Sunday, August 15, 2021

Sidelined

Saturday Leftover Day. 

The New York Herald Tribune had a lot of filler strips in their Sunday sections in the late forties. Various cartoonists (include some who also had their own strips in that same paper) did one tier 'specials' that rarely ran longer than a year. Some were expanded into actual Sunday only half page features, like Irv Spector's Coogy or Gill Fox and Selma Diamond's Jeanie. But most came and went (as interesting as they may have been, like Harvey Kurtzman's Silver Linings). By the fifties this practice stopped, but at that point the (tabloid sized) New York News picked it up.
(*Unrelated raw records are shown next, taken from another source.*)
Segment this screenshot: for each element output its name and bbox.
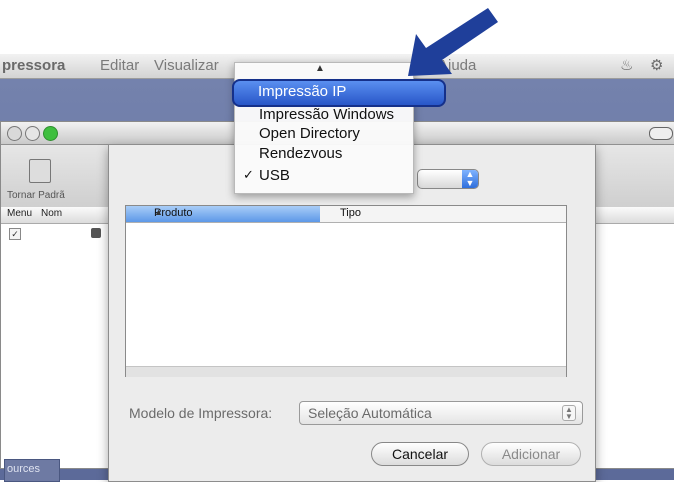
column-header-product[interactable]: Produto ▲: [126, 206, 320, 222]
add-printer-sheet: ▲ ▼ Produto ▲ Tipo Modelo de Impressora: …: [108, 144, 596, 482]
checkbox-icon[interactable]: ✓: [9, 228, 21, 240]
menu-edit[interactable]: Editar: [100, 57, 139, 74]
checkmark-icon: ✓: [243, 167, 254, 182]
resources-tab-label: ources: [7, 463, 41, 475]
printer-model-label: Modelo de Impressora:: [129, 405, 273, 421]
menu-item-open-directory[interactable]: Open Directory: [259, 125, 360, 142]
printer-model-value: Seleção Automática: [308, 405, 432, 421]
pointer-arrow-icon: [408, 8, 498, 76]
table-header: Produto ▲ Tipo: [126, 206, 566, 223]
column-header-type[interactable]: Tipo: [340, 207, 361, 219]
popup-arrows-icon: ▲ ▼: [462, 170, 478, 188]
toolbar-toggle-button[interactable]: [649, 127, 673, 140]
printer-model-select[interactable]: Seleção Automática ▲ ▼: [299, 401, 583, 425]
menu-item-ip-printing[interactable]: Impressão IP: [232, 79, 446, 107]
printer-row-icon: [91, 228, 101, 238]
sort-ascending-icon: ▲: [154, 207, 163, 217]
horizontal-scrollbar[interactable]: [126, 366, 566, 377]
close-button[interactable]: [7, 126, 22, 141]
select-arrows-icon: ▲ ▼: [562, 405, 576, 421]
resources-tab[interactable]: ources: [4, 459, 60, 482]
add-button[interactable]: Adicionar: [481, 442, 581, 466]
menubar-extra-icon[interactable]: ⚙: [650, 56, 663, 74]
menu-item-rendezvous[interactable]: Rendezvous: [259, 145, 342, 162]
menu-item-windows-printing[interactable]: Impressão Windows: [259, 106, 394, 123]
zoom-button[interactable]: [43, 126, 58, 141]
connection-type-menu: ▲ Impressão IP Impressão Windows Open Di…: [232, 62, 446, 194]
column-header-name[interactable]: Nom: [41, 208, 62, 219]
menu-item-ip-printing-label: Impressão IP: [258, 83, 347, 100]
menu-view[interactable]: Visualizar: [154, 57, 219, 74]
menu-scroll-up-icon[interactable]: ▲: [315, 63, 325, 74]
menu-app[interactable]: pressora: [2, 57, 65, 74]
column-header-menu[interactable]: Menu: [7, 208, 32, 219]
cancel-button[interactable]: Cancelar: [371, 442, 469, 466]
minimize-button[interactable]: [25, 126, 40, 141]
menu-item-usb[interactable]: USB: [259, 167, 290, 184]
connection-type-popup[interactable]: ▲ ▼: [417, 169, 479, 189]
printer-icon[interactable]: [29, 159, 51, 183]
make-default-label[interactable]: Tornar Padrã: [7, 190, 65, 201]
printer-browser-table: Produto ▲ Tipo: [125, 205, 567, 377]
menubar-status-icon[interactable]: ♨: [620, 56, 633, 74]
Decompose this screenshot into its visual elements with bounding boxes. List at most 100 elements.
All through the fifties and sixties various fillers were used, but this time each was a half page. They included Cindy Wood by Mel Casson, Bibs an' Tucker and later This Man's Army by Henry Arnold, a full cartoon page by Reamer Keller and my personal favorite Bumper To Bumper by Gill Fox. Each arrtist left a stack of these things at the office, which were then used to fill out the issue in case there were less advertisements or in one or two of the editions (there were three, two in the city and one rural) if an advertiser only wanted to be in the other one.

Anyway, that is all a long preamble to show you another homegrown strip, which appeared as a filler in the Seattle Daily Times in the later years of WWII. The artist was the paper's sports artist, who apparently wanted to try and see if he could get something going alongside that. Cute as it was, Picklepuss stayed a filler for a year or so and disappeared without a trace.